«Stai attenta, ho solo te, deficiente!»

Stamattina in un bar davanti all’asilo, dopo avervi accompagnato terzogenito, con di fronte un caffè d’orzo in tazza grande macchiato caldo (Harry ti presento la Sally de noantri) e di fianco quartogenita nel passeggino che fa casino con una briosche sbriciolandosela tutta dentro al tutone spaziale anti-freddo, ho davanti l’articolo di un quotidiano sul caso Loris.

A parlare è la nonna materna di Loris, ovvero la madre della finora unica sospettata di.

Dopo l’iniziale comprensibile reticenza a parlare, il giornalista riesce a strappare spizzichi e bocconi della vita della donna con la figlia.
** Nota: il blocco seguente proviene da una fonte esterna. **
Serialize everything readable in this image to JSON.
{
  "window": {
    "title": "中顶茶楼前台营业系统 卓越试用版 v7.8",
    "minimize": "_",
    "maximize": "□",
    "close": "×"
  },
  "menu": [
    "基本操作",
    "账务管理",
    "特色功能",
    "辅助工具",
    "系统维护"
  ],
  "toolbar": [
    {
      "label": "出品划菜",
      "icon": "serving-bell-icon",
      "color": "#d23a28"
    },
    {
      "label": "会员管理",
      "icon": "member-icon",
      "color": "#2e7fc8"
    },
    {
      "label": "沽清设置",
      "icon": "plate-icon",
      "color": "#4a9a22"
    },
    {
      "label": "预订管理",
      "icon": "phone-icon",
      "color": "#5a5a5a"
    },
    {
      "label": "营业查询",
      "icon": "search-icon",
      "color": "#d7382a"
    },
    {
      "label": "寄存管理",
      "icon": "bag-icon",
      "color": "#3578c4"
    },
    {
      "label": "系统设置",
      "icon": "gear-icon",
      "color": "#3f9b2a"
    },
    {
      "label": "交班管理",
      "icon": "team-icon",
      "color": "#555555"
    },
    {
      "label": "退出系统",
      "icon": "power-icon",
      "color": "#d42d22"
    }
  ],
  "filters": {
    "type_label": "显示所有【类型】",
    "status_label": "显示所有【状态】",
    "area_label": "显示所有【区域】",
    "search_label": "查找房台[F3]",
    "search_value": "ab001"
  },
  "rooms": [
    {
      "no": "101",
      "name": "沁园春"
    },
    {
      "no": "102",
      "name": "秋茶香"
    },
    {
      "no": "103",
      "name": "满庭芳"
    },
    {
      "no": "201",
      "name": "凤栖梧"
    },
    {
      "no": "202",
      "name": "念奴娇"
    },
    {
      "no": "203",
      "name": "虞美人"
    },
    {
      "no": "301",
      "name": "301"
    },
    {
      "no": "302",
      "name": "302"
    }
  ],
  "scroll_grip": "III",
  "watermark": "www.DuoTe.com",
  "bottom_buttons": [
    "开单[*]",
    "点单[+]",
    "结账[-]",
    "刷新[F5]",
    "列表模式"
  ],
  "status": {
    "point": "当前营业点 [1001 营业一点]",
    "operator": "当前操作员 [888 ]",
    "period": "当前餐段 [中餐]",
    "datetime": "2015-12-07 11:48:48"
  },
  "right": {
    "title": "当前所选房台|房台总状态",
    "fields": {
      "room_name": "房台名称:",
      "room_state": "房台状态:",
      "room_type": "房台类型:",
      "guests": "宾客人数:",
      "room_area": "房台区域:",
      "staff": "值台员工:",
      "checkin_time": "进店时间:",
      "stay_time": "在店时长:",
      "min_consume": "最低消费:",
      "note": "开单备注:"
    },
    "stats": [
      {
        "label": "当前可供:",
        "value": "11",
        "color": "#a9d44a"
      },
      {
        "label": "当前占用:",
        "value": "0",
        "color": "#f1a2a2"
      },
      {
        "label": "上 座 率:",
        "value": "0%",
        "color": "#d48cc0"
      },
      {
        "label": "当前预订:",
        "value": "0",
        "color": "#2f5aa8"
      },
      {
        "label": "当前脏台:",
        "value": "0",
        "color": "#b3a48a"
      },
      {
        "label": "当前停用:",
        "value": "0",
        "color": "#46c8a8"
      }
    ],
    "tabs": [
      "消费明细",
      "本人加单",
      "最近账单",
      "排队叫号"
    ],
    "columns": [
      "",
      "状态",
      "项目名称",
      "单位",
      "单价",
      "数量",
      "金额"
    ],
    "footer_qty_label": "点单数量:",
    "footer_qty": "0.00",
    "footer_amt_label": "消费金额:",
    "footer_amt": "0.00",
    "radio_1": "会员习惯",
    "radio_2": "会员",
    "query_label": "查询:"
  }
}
Si intuisce fin da subito: non facilissima. Un rapporto che nel tempo si è sfilacciato, negli ultimi 9 anni quasi non si erano viste, lei per il nipotino scomparso era pressoché un’estranea e chiama la figlia «signora Panarello», non per nome.

«E non le mancava sua figlia?» «Certo che mi mancava».

Chissà se è stata lei. Tutto parrebbe portare lì. Eppure non è intorno a questa congettura che si accartoccia il mio pensiero.

Ma intorno a quel «certo che mi mancava» che mi fa tornare alla mente una ragazza che conoscevo anni fa.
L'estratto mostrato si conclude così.